Le Festival de Cannes 2026 a dévoilé en compétition officielle un film choc : Moulin, long-métrage qui plonge le spectateur au plus près du supplice d'un héros de la Résistance. Réalisé par un cinéaste dont le nom n'a pas encore filtré, cette œuvre se distingue par son réalisme cru et sa volonté de ne rien éluder de la violence subie par les résistants.
Une plongée immersive dans l'horreur
Le film suit le parcours d'un combattant de l'ombre, arrêté par la Gestapo et torturé dans les caves d'un immeuble parisien. La caméra, souvent fixe, capte chaque détail : les gouttes de sueur, les cris étouffés, le grincement des instruments. Le réalisateur a choisi de montrer la torture sans fard, pour rendre hommage à celles et ceux qui ont souffert pour la liberté.
Un jeu d'acteur saisissant
L'acteur principal, dont la performance est saluée par la critique, livre une prestation physique et émotionnelle d'une intensité rare. Son corps devient le lieu du combat, entre résistance et abandon. Les scènes de torture sont entrecoupées de flash-back sur sa vie d'avant, créant un contraste déchirant.
- La reconstitution historique est minutieuse, des uniformes aux instruments de torture.
- Le son joue un rôle clé : bruits métalliques, chuchotements, silences pesants.
- Le film ne tombe jamais dans le voyeurisme, mais cherche à faire ressentir l'indicible.
Une réception partagée
À l'issue de la projection, les réactions sont vives. Certains critiques parlent d'un chef-d'œuvre nécessaire, d'autres s'interrogent sur la nécessité de montrer tant de violence. Le réalisateur défend son parti pris : « Il faut regarder l'horreur en face pour ne jamais oublier. »

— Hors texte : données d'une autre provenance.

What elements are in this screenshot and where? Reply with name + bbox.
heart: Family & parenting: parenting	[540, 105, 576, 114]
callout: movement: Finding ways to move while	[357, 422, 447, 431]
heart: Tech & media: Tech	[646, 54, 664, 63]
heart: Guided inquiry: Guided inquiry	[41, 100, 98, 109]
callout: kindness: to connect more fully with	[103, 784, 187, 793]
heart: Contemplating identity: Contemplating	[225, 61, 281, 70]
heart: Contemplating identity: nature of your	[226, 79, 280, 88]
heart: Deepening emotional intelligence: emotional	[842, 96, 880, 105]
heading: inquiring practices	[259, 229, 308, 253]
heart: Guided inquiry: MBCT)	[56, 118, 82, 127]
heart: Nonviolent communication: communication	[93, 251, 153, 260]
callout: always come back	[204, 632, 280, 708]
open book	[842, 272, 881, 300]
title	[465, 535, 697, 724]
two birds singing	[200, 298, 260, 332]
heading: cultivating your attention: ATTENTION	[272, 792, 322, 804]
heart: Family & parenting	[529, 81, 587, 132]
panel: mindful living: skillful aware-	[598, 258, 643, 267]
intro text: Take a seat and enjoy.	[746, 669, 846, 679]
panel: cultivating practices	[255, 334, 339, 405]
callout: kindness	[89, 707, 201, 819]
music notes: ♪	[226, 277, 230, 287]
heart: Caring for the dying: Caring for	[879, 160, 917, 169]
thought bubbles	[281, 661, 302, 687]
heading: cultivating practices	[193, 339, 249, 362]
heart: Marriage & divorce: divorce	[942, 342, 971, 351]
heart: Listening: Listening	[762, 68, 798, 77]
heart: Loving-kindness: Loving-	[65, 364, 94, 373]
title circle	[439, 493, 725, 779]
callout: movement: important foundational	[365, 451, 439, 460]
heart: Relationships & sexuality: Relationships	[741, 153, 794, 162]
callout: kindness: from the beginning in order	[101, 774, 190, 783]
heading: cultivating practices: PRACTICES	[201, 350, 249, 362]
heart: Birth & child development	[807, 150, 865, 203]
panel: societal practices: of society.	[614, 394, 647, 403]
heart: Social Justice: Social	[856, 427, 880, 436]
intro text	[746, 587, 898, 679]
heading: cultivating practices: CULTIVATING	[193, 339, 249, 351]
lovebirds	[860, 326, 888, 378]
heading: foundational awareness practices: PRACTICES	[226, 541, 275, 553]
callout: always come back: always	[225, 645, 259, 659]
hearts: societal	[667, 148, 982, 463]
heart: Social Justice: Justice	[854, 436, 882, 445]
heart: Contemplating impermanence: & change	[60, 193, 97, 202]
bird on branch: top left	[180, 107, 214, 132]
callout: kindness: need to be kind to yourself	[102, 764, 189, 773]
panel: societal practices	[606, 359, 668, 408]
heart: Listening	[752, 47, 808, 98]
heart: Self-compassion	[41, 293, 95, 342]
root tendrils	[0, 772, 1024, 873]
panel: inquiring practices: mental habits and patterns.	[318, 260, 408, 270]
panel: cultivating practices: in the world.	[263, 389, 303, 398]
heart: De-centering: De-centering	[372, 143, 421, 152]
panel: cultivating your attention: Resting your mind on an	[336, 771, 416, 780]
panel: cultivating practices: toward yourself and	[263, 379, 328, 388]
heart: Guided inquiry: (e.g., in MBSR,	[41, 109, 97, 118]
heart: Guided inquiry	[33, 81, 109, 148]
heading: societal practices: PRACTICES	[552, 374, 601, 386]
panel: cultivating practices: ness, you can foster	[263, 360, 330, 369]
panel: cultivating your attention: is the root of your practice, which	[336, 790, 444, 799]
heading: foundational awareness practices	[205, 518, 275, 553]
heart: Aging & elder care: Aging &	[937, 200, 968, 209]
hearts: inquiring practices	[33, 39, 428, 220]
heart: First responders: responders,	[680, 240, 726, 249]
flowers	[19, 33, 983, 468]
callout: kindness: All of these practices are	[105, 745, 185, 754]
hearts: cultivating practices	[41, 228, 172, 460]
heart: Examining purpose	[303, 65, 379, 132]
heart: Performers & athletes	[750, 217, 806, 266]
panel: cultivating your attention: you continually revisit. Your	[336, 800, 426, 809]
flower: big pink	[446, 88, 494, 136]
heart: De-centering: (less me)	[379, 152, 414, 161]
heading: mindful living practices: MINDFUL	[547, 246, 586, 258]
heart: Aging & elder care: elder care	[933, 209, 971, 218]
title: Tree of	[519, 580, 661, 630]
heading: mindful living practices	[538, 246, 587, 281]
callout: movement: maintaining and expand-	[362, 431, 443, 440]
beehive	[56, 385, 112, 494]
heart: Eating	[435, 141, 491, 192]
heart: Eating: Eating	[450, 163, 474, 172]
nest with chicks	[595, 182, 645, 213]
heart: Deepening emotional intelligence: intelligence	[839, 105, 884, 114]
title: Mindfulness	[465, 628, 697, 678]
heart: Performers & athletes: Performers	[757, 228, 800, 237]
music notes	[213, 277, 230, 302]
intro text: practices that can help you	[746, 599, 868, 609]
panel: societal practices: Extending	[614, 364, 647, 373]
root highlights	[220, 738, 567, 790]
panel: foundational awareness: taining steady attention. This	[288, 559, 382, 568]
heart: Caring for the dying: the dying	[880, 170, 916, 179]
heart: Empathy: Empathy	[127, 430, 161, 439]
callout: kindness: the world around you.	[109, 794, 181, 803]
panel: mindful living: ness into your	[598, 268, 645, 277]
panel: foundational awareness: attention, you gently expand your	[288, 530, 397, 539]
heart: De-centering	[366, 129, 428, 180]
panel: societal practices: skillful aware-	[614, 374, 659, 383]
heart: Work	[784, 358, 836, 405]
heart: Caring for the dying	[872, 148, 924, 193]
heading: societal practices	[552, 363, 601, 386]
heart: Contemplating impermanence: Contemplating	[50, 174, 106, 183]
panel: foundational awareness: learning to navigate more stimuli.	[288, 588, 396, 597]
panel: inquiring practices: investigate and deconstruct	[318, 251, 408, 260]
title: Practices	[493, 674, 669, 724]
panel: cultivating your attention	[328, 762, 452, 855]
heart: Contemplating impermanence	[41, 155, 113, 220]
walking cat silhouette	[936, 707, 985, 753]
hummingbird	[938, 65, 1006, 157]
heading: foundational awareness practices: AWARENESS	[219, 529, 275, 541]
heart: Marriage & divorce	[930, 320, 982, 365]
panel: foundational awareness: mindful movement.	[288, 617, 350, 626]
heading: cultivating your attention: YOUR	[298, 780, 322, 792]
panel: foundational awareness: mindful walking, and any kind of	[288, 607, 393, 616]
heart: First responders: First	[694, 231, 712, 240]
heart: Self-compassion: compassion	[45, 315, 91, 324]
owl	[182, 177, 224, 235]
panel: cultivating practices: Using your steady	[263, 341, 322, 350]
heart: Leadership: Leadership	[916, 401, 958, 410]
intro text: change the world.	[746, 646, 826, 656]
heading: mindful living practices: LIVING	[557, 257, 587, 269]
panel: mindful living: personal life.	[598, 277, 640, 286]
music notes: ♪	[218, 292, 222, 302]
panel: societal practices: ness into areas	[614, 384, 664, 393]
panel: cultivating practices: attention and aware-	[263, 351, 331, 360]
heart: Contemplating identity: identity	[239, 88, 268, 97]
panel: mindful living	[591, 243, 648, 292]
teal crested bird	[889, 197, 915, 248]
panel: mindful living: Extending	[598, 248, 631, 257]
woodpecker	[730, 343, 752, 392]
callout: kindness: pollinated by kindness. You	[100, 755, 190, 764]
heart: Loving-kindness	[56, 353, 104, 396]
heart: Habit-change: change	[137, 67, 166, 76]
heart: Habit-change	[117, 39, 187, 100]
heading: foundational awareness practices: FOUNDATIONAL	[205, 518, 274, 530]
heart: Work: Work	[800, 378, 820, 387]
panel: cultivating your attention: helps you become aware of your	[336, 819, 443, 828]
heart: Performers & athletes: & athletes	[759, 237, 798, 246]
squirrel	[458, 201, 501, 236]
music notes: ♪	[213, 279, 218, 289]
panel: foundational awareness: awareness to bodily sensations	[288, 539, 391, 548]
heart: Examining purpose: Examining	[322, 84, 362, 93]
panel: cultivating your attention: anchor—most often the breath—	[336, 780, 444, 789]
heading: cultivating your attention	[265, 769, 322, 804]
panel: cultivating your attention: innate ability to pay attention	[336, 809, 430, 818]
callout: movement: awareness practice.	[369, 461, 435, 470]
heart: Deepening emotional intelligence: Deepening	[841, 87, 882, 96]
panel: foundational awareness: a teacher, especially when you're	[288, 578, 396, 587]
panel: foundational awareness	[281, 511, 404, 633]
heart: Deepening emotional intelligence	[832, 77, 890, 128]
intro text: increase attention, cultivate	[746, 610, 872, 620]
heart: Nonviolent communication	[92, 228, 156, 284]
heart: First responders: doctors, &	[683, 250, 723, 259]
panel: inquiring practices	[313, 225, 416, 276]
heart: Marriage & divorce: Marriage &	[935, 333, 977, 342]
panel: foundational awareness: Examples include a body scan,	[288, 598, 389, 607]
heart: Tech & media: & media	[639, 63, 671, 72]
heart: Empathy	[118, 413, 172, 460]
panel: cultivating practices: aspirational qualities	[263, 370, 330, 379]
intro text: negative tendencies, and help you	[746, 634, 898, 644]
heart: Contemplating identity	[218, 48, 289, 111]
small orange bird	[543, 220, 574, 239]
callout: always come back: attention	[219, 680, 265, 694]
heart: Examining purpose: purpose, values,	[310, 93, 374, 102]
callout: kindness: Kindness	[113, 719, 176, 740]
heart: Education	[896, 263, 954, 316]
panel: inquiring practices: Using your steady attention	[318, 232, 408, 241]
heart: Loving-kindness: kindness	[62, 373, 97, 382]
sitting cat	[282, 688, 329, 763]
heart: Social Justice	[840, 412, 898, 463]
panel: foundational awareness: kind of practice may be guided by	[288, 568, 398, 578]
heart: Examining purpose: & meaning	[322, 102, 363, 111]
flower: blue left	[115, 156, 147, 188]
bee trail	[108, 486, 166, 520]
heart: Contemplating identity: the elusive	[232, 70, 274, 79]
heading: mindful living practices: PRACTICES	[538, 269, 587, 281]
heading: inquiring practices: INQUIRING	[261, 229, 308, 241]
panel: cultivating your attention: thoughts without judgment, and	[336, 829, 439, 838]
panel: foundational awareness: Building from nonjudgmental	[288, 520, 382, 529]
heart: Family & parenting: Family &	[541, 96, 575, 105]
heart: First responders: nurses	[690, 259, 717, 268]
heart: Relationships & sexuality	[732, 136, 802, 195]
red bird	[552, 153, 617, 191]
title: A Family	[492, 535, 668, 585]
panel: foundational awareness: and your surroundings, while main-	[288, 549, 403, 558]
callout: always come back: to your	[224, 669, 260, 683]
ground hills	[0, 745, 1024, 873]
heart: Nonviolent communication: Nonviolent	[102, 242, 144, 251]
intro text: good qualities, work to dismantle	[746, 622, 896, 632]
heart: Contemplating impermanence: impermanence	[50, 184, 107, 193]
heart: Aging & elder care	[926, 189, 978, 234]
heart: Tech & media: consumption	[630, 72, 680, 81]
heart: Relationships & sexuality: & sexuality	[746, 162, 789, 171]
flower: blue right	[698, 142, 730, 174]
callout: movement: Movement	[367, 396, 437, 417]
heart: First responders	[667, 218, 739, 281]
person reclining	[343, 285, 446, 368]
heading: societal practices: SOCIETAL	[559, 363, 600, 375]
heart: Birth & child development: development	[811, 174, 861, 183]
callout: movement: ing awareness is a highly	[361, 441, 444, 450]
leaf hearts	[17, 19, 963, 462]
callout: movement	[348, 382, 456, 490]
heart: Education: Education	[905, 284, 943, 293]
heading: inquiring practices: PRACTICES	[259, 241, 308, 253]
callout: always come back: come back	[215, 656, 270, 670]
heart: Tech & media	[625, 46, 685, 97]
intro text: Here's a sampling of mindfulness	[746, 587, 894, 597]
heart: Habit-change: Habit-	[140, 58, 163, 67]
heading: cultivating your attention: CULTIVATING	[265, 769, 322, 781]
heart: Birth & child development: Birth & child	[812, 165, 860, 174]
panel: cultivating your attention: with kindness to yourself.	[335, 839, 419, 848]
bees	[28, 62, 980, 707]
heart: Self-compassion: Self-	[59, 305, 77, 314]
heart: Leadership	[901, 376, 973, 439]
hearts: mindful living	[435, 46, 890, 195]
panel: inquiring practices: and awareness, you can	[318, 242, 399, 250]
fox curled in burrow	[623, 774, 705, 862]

Le film s'inscrit dans une tradition du cinéma français qui interroge la mémoire de la Seconde Guerre mondiale, après des œuvres comme La Rafle ou Les Misérables. Mais Moulin va plus loin dans l'exploration de la douleur.
Un enjeu mémoriel
Au-delà de l'aspect cinématographique, le film ravive le débat sur la transmission de la mémoire. Pour les jeunes générations, ces images peuvent être un choc nécessaire. Le film est accompagné d'un dispositif pédagogique destiné aux lycéens.
La Palme d'or pourrait bien revenir à ce film qui bouscule et interroge. En attendant, Moulin s'impose déjà comme l'un des événements de ce festival 2026.